Important announcements and reminders:

  • As of CiviCRM 5.36, CiviCRM requires a minimum of PHP 7.2 and recommends PHP 7.4. If you are unable to upgrade off PHP 7.1 in the short-term we recommend you consider switching to the ESR.

We are committed to keeping CiviCRM free and open, forever. We depend on your support to help make that happen. We thank all our partners, members and ESR subscribers, who are regular financial contributors. We also received 3 donations last month from new donors, which are much appreciated. If you can, please take a few moments to donate. You can also contact us if you would like to donate cryptocurrencies (info at civicrm.org).

What's new in CiviCRM 5.37

This version changes the database schema, has changes to the API, as well as the usual bugfixes and minor feature improvements.

  • Quicksearch: The results in the quick search in the menu bar now appear as actual links. Clicking an item acts the same as before, but you can now ctrl-click or right-click for advanced functions in your browser (such as to open the link in a new tab or window). (19779)
  • A new permission, "Administer all of CiviCRM", is established as a super-duper permission that implicitly has all other CiviCRM permissions. This is much like how a Drupal user with the ID 1 has all permissions, even if they're not individually granted. (19797)
  • Frontend Forms: Improves user experience for mobile users on public forms by making labels appear above inputs on small screens. (dev/user-interface#35: 19968)
  • CiviMail: improve loading performance when there are many campaigns (dev/core#2451: 19766)
  • Activities: Message Templates token processing converted to use TokenProcessor, resulting in some different token processing. If you have custom tokens, you may want to do a bit more testing (19550)
  • Activities/Events: Include the timezone for date values in the Activity iCal (19770)
  • Member: Fix membership to clear end date if type is updated to lifetime. (19716)
  • Admin: Add job to cleanup acl_cache table, add setting to disable opportunistic flushing (like for smart groups) (dev/core#2477: 19930)
  • Api4: Feature Request: API endpoint to trigger rebuild paths (dev/core#2458: 19795)
  • Api4: New supported entities: CiviCase, CaseType, CaseContact, Payment Token, Batch, Entity Financial Trxn. (dev/core#2486: 19932, 19933, 19931, 19907, followed up by dev/core#2573: 20174)
  • SearchKit and Afform: lots of technical things that I don't understand but sound like nice improvements.
  • Dedupe: Fixes a regression with the dedupe threshold when editing a dedupe rule (dev/core#2498: 20071)
  • Dev: Move reCAPTCHA from core to a core extension, towards supporting other types of form anti-spam. (19967)
  • Dev: Allow loading multiple AngularJS apps on a single page (19922)
  • Dev: Reorganize contact summary template to support non-ajax tabs (19875)
  • Dev: Add 'readonly' attribute to fields in schema (dev/core#2397: 19751 and 19778)
  • WordPress: Adds support to create a WordPress account from the Contact record. Also generates a password automatically, instead of prompting the user for one (ex: on profiles). (dev/wordpress#82: 18982)
  • WordPress: Support embedding "afform" forms via shortcodes. (19687)
  • Drupal 8/9: enabling an extension now rebuilds the Drupal route cache, avoiding "page not found" errors for pages provided by extensions. (19906)
  • A ton of tiny tweaks and fixes that make CiviCRM more fun to use, and the source code more entertaining to read and improve.

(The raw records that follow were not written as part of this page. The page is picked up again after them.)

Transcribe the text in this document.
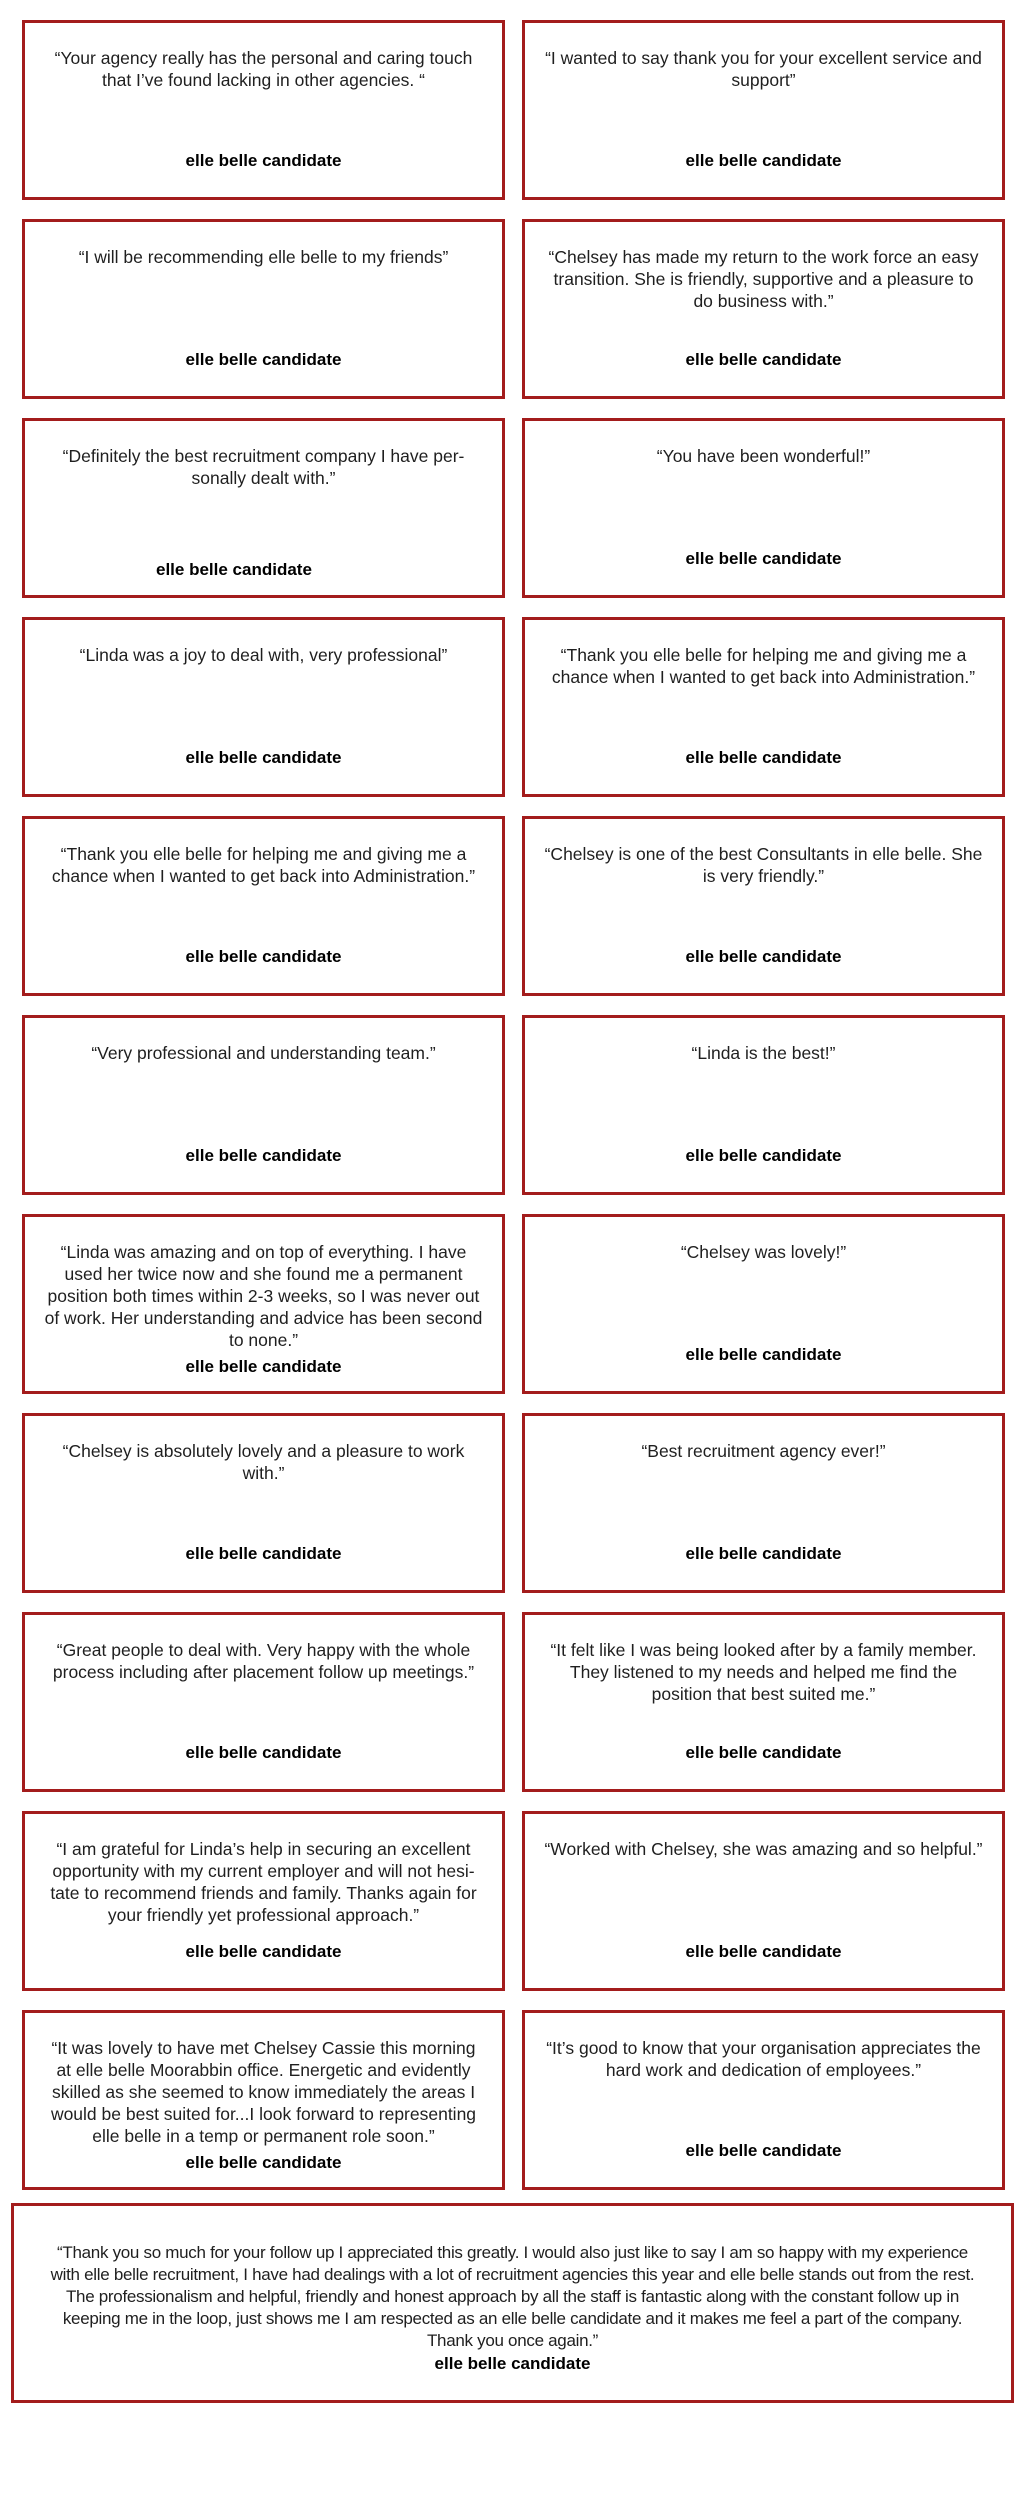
“Your agency really has the personal and caring touch that I’ve found lacking in other agencies. “

elle belle candidate

“I wanted to say thank you for your excellent service and support”

elle belle candidate

“I will be recommending elle belle to my friends”

elle belle candidate

“Chelsey has made my return to the work force an easy transition. She is friendly, supportive and a pleasure to do business with.”

elle belle candidate

“Definitely the best recruitment company I have per- sonally dealt with.”

elle belle candidate

“You have been wonderful!”

elle belle candidate

“Linda was a joy to deal with, very professional”

elle belle candidate

“Thank you elle belle for helping me and giving me a chance when I wanted to get back into Administration.”

elle belle candidate

“Thank you elle belle for helping me and giving me a chance when I wanted to get back into Administration.”

elle belle candidate

“Chelsey is one of the best Consultants in elle belle. She is very friendly.”

elle belle candidate

“Very professional and understanding team.”

elle belle candidate

“Linda is the best!”

elle belle candidate

“Linda was amazing and on top of everything. I have used her twice now and she found me a permanent position both times within 2-3 weeks, so I was never out of work. Her understanding and advice has been second to none.”

elle belle candidate

“Chelsey was lovely!”

elle belle candidate

“Chelsey is absolutely lovely and a pleasure to work with.”

elle belle candidate

“Best recruitment agency ever!”

elle belle candidate

“Great people to deal with. Very happy with the whole process including after placement follow up meetings.”

elle belle candidate

“It felt like I was being looked after by a family member. They listened to my needs and helped me find the position that best suited me.”

elle belle candidate

“I am grateful for Linda’s help in securing an excellent opportunity with my current employer and will not hesi- tate to recommend friends and family. Thanks again for your friendly yet professional approach.”

elle belle candidate

“Worked with Chelsey, she was amazing and so helpful.”

elle belle candidate

“It was lovely to have met Chelsey Cassie this morning at elle belle Moorabbin office. Energetic and evidently skilled as she seemed to know immediately the areas I would be best suited for...I look forward to representing elle belle in a temp or permanent role soon.”

elle belle candidate

“It’s good to know that your organisation appreciates the hard work and dedication of employees.”

elle belle candidate

“Thank you so much for your follow up I appreciated this greatly. I would also just like to say I am so happy with my experience with elle belle recruitment, I have had dealings with a lot of recruitment agencies this year and elle belle stands out from the rest. The professionalism and helpful, friendly and honest approach by all the staff is fantastic along with the constant follow up in keeping me in the loop, just shows me I am respected as an elle belle candidate and it makes me feel a part of the company. Thank you once again.”

elle belle candidate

This is only a short overview. You can read the full release notes here (it includes all Gitlab and Github references, with much more information). Big thanks to Andrew Hunt and Alice Frumin from AGH Strategies for putting up together release notes.

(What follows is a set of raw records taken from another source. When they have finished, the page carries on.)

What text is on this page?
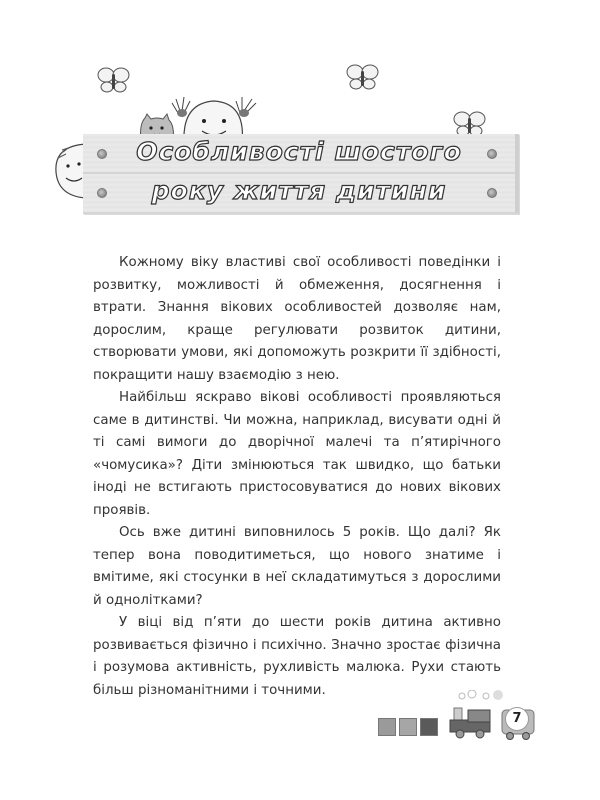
Особливості шостого
року життя дитини

Кожному віку властиві свої особливості поведінки і розвитку, можливості й обмеження, досягнення і втрати. Знання вікових особливостей дозволяє нам, дорослим, краще регулювати розвиток дитини, створювати умови, які допоможуть розкрити її здібності, покращити нашу взаємодію з нею.

Найбільш яскраво вікові особливості проявляються саме в дитинстві. Чи можна, наприклад, висувати одні й ті самі вимоги до дворічної малечі та п’ятирічного «чомусика»? Діти змінюються так швидко, що батьки іноді не встигають пристосовуватися до нових вікових проявів.

Ось вже дитині виповнилось 5 років. Що далі? Як тепер вона поводитиметься, що нового знатиме і вмітиме, які стосунки в неї складатимуться з дорослими й однолітками?

У віці від п’яти до шести років дитина активно розвивається фізично і психічно. Значно зростає фізична і розумова активність, рухливість малюка. Рухи стають більш різноманітними і точними.

7
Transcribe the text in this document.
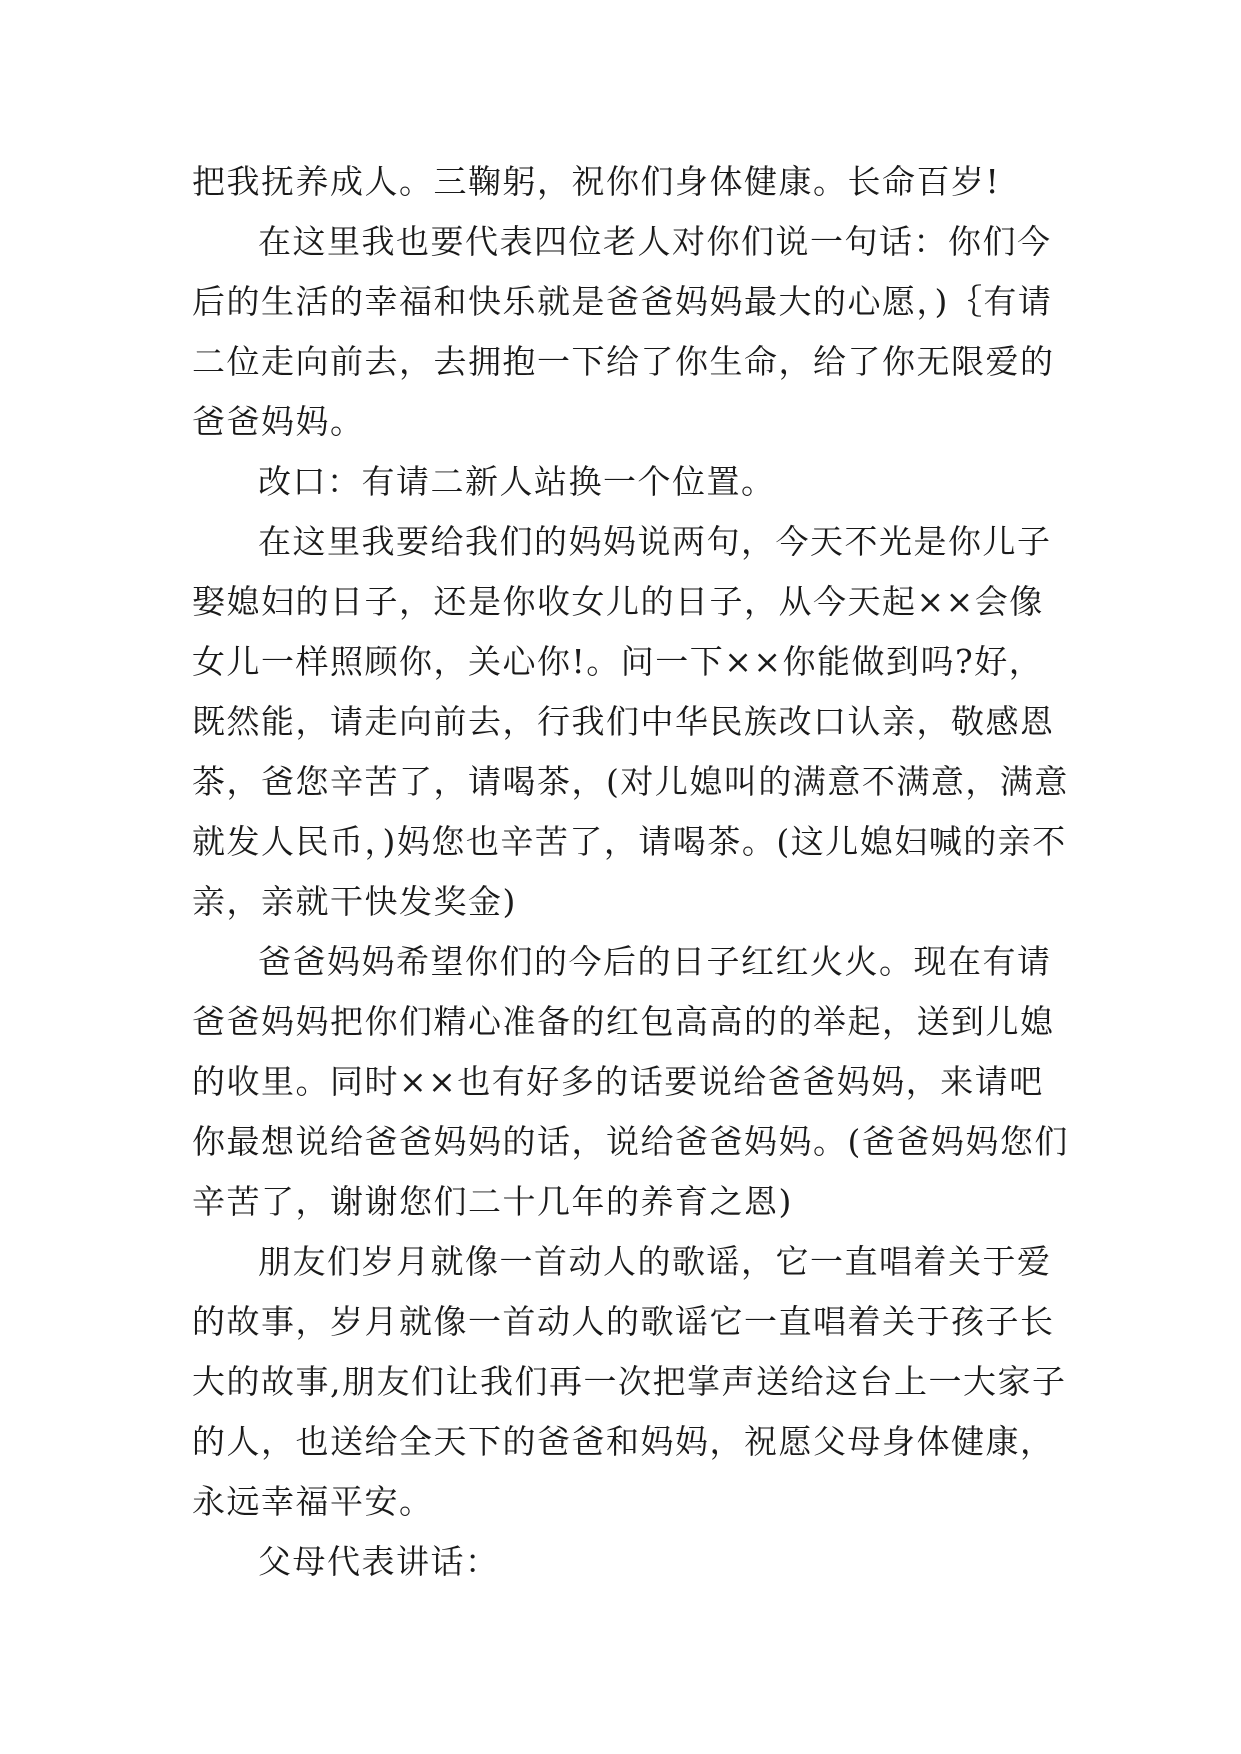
把我抚养成人。三鞠躬，祝你们身体健康。长命百岁!

在这里我也要代表四位老人对你们说一句话：你们今后的生活的幸福和快乐就是爸爸妈妈最大的心愿，)｛有请二位走向前去，去拥抱一下给了你生命，给了你无限爱的爸爸妈妈。

改口：有请二新人站换一个位置。

在这里我要给我们的妈妈说两句，今天不光是你儿子娶媳妇的日子，还是你收女儿的日子，从今天起××会像女儿一样照顾你，关心你!。问一下××你能做到吗?好，既然能，请走向前去，行我们中华民族改口认亲，敬感恩茶，爸您辛苦了，请喝茶，(对儿媳叫的满意不满意，满意就发人民币，)妈您也辛苦了，请喝茶。(这儿媳妇喊的亲不亲，亲就干快发奖金)

爸爸妈妈希望你们的今后的日子红红火火。现在有请爸爸妈妈把你们精心准备的红包高高的的举起，送到儿媳的收里。同时××也有好多的话要说给爸爸妈妈，来请吧你最想说给爸爸妈妈的话，说给爸爸妈妈。(爸爸妈妈您们辛苦了，谢谢您们二十几年的养育之恩)

朋友们岁月就像一首动人的歌谣，它一直唱着关于爱的故事，岁月就像一首动人的歌谣它一直唱着关于孩子长大的故事,朋友们让我们再一次把掌声送给这台上一大家子的人，也送给全天下的爸爸和妈妈，祝愿父母身体健康，永远幸福平安。

父母代表讲话：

This release was developed by the following code authors:

AGH Strategies - Alice Frumin, Andrew Hunt; Agileware - Justin Freeman; Alexy Mikhailichenko; Calibrate - Wouter Hechtermans; Christian Wach; Circle Interactive - Pradeep Nayak; CiviCoop - Jaap Jansma; CiviCRM - Coleman Watts, Tim Otten; CompuCorp - Ahed Eid; Coop SymbioTIC - Mathieu Lutfy, Samuel Vanhove; Dave D; Francesc Bassas i Bullich; Fuzion - Jitendra Purohit; Greenpeace CEE - mflandorfer; JMA Consulting - Monish Deb, Seamus Lee; Lighthouse Consulting and Design - Brian Shaughnessy; Megaphone Technology Consulting - Jon Goldberg; MJCO - Mikey O'Toole; MJW Consulting - Matthew Wire; Nicol Wistreich; Oxfam Germany - Thomas Schüttler; Progressive Technology Project - Jamie McClelland; Romain Thouvenin; SYSTOPIA Organisationsberatung - Björn Endres; Third Sector Design - Michael McAndrew; Timbsoft Technologies - Tunbola Ogunwande; Web Access - Kurund Jalmi; Wikimedia Foundation - Eileen McNaughton

Most authors also reviewed code for this release; in addition, the following reviewers contributed their comments:

Artful Robot - Rich Lott; BrightMinded Ltd - Bradley Taylor; CiviCoop - Erik Hommel; CiviDesk - Nicolas Ganivet; Context Institute - Robert Gilman; Dave T; Freeform Solutions - Herb van den Dool; Joinery - Allen Shaw; Megaphone Technology Consulting - Dennis P. Osorio; Richard van Oosterhout; Semper IT - Karin Gerritsen; Skvare - Sunil Pawar; Tadpole Collective - Kevin Cristiano

Support CiviCRM

We are committed to keeping CiviCRM free and open, forever. We depend on your support to help make that happen.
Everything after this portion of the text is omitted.